Quelqu’un dans la salle : diverti.
Régis : diverti. Je suis belge, hein ! [Rires]
Oui. Tu as raison. Absolument. Mais par contre, là où je me pose la question :
toi en tant que développeur, est-ce que tu ne regardes pas les choses d’une manière différente qu’une personne lambda qui, elle, serait peut-être surprise par la présentation, et serait justement embarquée dedans.
Tu vois ? Elle serait comme embarquée dans une histoire.
Et maintenant, ta maman fait peut-être partie des gens qui ont juste besoin de l’information brute, et pas de distraction.
Tandis que d’autres à l’opposé peut-être ont besoin de décorum en fait pour lire un article, ou simplement pour s’intéresser à la presse.
Ils ont besoin de quelque chose d’un peu plus que le contenu pur et dur.
Je sais pas si ça répond ?
IS : si si ça réponse.
Régis : merci.
Président de session : on a juste une dernière question.
Question n° 5
IS : je voudrais revenir sur le site du designer dont tu parlais, qui exposait beaucoup sa vie, qui travaillait sur un journal intime. J’étais un peu surpris dans le sens où tu dis : je trouve ça étonnant quelqu’un qui s’expose autant sur le Web.
Alors je pense qu’on a tous des gens qui sont sur Facebook et qui s’exposent tant que ça.
Régis : ouais.
IS : du coup je me posais la question : est-ce qu’au cours de tes recherches, justement, tu as vu un petit peu une sorte de changement de mentalité sur l’exposition des émotions, être très transparents sur Internet, et un peu, pas s’exhiber, mais montrer ce qu’on ressent ou partager ce genre de sentiment ?
Régis : alors je sais pas s’il y a vraiment eu un shift.
Mais c’est plutôt de façon ponctuelle en fait. De temps en temps on tombe sur un article dans un blog où par exemple un designer commence à parler de ses enfants.
Et simplement le fait de basculer de sujets ou simplement de pas parler de design, ça change complètement la donne.

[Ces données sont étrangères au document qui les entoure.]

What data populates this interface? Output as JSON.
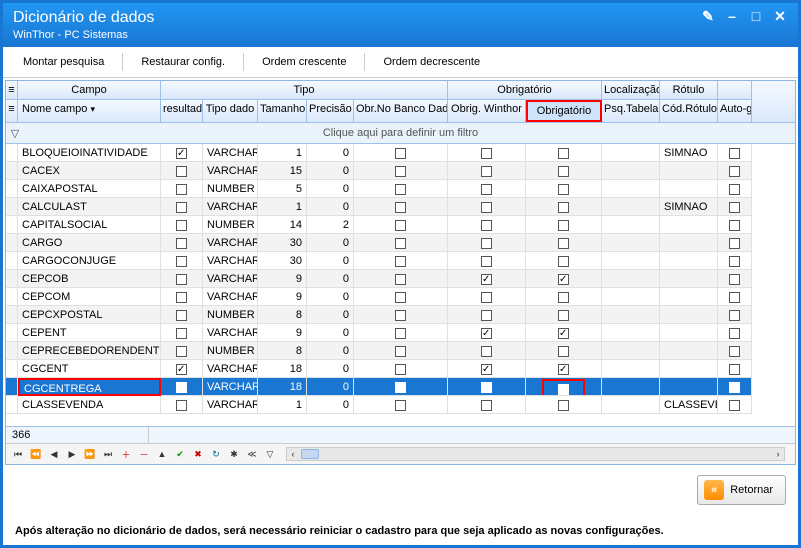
{
  "title": "Dicionário de dados",
  "subtitle": "WinThor - PC Sistemas",
  "toolbar": {
    "montar": "Montar pesquisa",
    "restaurar": "Restaurar config.",
    "ordem_cresc": "Ordem crescente",
    "ordem_decresc": "Ordem decrescente"
  },
  "headers": {
    "groups": {
      "campo": "Campo",
      "tipo": "Tipo",
      "obrigatorio": "Obrigatório",
      "localizacao": "Localização",
      "rotulo": "Rótulo"
    },
    "cols": {
      "nome_campo": "Nome campo",
      "resultado": "resultad",
      "tipo_dado": "Tipo dado",
      "tamanho": "Tamanho",
      "precisao": "Precisão",
      "obr_banco": "Obr.No Banco Dados",
      "obrig_winthor": "Obrig. Winthor",
      "obrigatorio": "Obrigatório",
      "psq_tabela": "Psq.Tabela",
      "cod_rotulo": "Cód.Rótulo",
      "autog": "Auto-g"
    }
  },
  "filter_hint": "Clique aqui para definir um filtro",
  "rows": [
    {
      "nome": "BLOQUEIOINATIVIDADE",
      "res": true,
      "tipo": "VARCHAR",
      "tam": "1",
      "prec": "0",
      "obd": false,
      "owt": false,
      "obr": false,
      "psq": "",
      "rot": "SIMNAO",
      "auto": false
    },
    {
      "nome": "CACEX",
      "res": false,
      "tipo": "VARCHAR",
      "tam": "15",
      "prec": "0",
      "obd": false,
      "owt": false,
      "obr": false,
      "psq": "",
      "rot": "",
      "auto": false
    },
    {
      "nome": "CAIXAPOSTAL",
      "res": false,
      "tipo": "NUMBER",
      "tam": "5",
      "prec": "0",
      "obd": false,
      "owt": false,
      "obr": false,
      "psq": "",
      "rot": "",
      "auto": false
    },
    {
      "nome": "CALCULAST",
      "res": false,
      "tipo": "VARCHAR",
      "tam": "1",
      "prec": "0",
      "obd": false,
      "owt": false,
      "obr": false,
      "psq": "",
      "rot": "SIMNAO",
      "auto": false
    },
    {
      "nome": "CAPITALSOCIAL",
      "res": false,
      "tipo": "NUMBER",
      "tam": "14",
      "prec": "2",
      "obd": false,
      "owt": false,
      "obr": false,
      "psq": "",
      "rot": "",
      "auto": false
    },
    {
      "nome": "CARGO",
      "res": false,
      "tipo": "VARCHAR",
      "tam": "30",
      "prec": "0",
      "obd": false,
      "owt": false,
      "obr": false,
      "psq": "",
      "rot": "",
      "auto": false
    },
    {
      "nome": "CARGOCONJUGE",
      "res": false,
      "tipo": "VARCHAR",
      "tam": "30",
      "prec": "0",
      "obd": false,
      "owt": false,
      "obr": false,
      "psq": "",
      "rot": "",
      "auto": false
    },
    {
      "nome": "CEPCOB",
      "res": false,
      "tipo": "VARCHAR",
      "tam": "9",
      "prec": "0",
      "obd": false,
      "owt": true,
      "obr": true,
      "psq": "",
      "rot": "",
      "auto": false
    },
    {
      "nome": "CEPCOM",
      "res": false,
      "tipo": "VARCHAR",
      "tam": "9",
      "prec": "0",
      "obd": false,
      "owt": false,
      "obr": false,
      "psq": "",
      "rot": "",
      "auto": false
    },
    {
      "nome": "CEPCXPOSTAL",
      "res": false,
      "tipo": "NUMBER",
      "tam": "8",
      "prec": "0",
      "obd": false,
      "owt": false,
      "obr": false,
      "psq": "",
      "rot": "",
      "auto": false
    },
    {
      "nome": "CEPENT",
      "res": false,
      "tipo": "VARCHAR",
      "tam": "9",
      "prec": "0",
      "obd": false,
      "owt": true,
      "obr": true,
      "psq": "",
      "rot": "",
      "auto": false
    },
    {
      "nome": "CEPRECEBEDORENDENT",
      "res": false,
      "tipo": "NUMBER",
      "tam": "8",
      "prec": "0",
      "obd": false,
      "owt": false,
      "obr": false,
      "psq": "",
      "rot": "",
      "auto": false
    },
    {
      "nome": "CGCENT",
      "res": true,
      "tipo": "VARCHAR",
      "tam": "18",
      "prec": "0",
      "obd": false,
      "owt": true,
      "obr": true,
      "psq": "",
      "rot": "",
      "auto": false
    },
    {
      "nome": "CGCENTREGA",
      "res": false,
      "tipo": "VARCHAR",
      "tam": "18",
      "prec": "0",
      "obd": false,
      "owt": false,
      "obr": false,
      "psq": "",
      "rot": "",
      "auto": false,
      "selected": true,
      "redNome": true,
      "redObr": true
    },
    {
      "nome": "CLASSEVENDA",
      "res": false,
      "tipo": "VARCHAR",
      "tam": "1",
      "prec": "0",
      "obd": false,
      "owt": false,
      "obr": false,
      "psq": "",
      "rot": "CLASSEVEN",
      "auto": false
    }
  ],
  "record_count": "366",
  "return_label": "Retornar",
  "warning": "Após alteração no dicionário de dados, será necessário reiniciar o cadastro para que seja aplicado as novas configurações."
}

Maintenant c’est vrai que je remarque ça de plus en plus.
C’est-à-dire qu’il y a certains designers qui commencent simplement à montrer leur côté humain plutôt que leur qualité technique.
Ils ont tendance à s’épancher un peu plus. C’est peut-être pas seulement le cas des designers ?
C’est parce que moi, c’est le sujet qui m’intéresse.
Et en l’occurrence je pense pas vraiment qu’il y a eu un changement de mentalité comme ça brut. ça s’est fait progressivement. C’est simplement le fait de remplacer un support physique comme un journal intime par exemple, par le papier… par un site Internet.
Mais par contre, le site en question c’était vraiment le premier que j’ai rencontré où il y avait vraiment que ça, en fait.
C’était vraiment…
Pour quelqu’un qui travaille dans le monde du design, je veux dire qu'il y a énormément de blogs qui sont des journaux intimes en ligne. Mais là, c’est vraiment quelqu’un qui parle que de sa vie, de ses expériences, de ses voyages, de ses échecs, de ses réussites, de choses comme ça.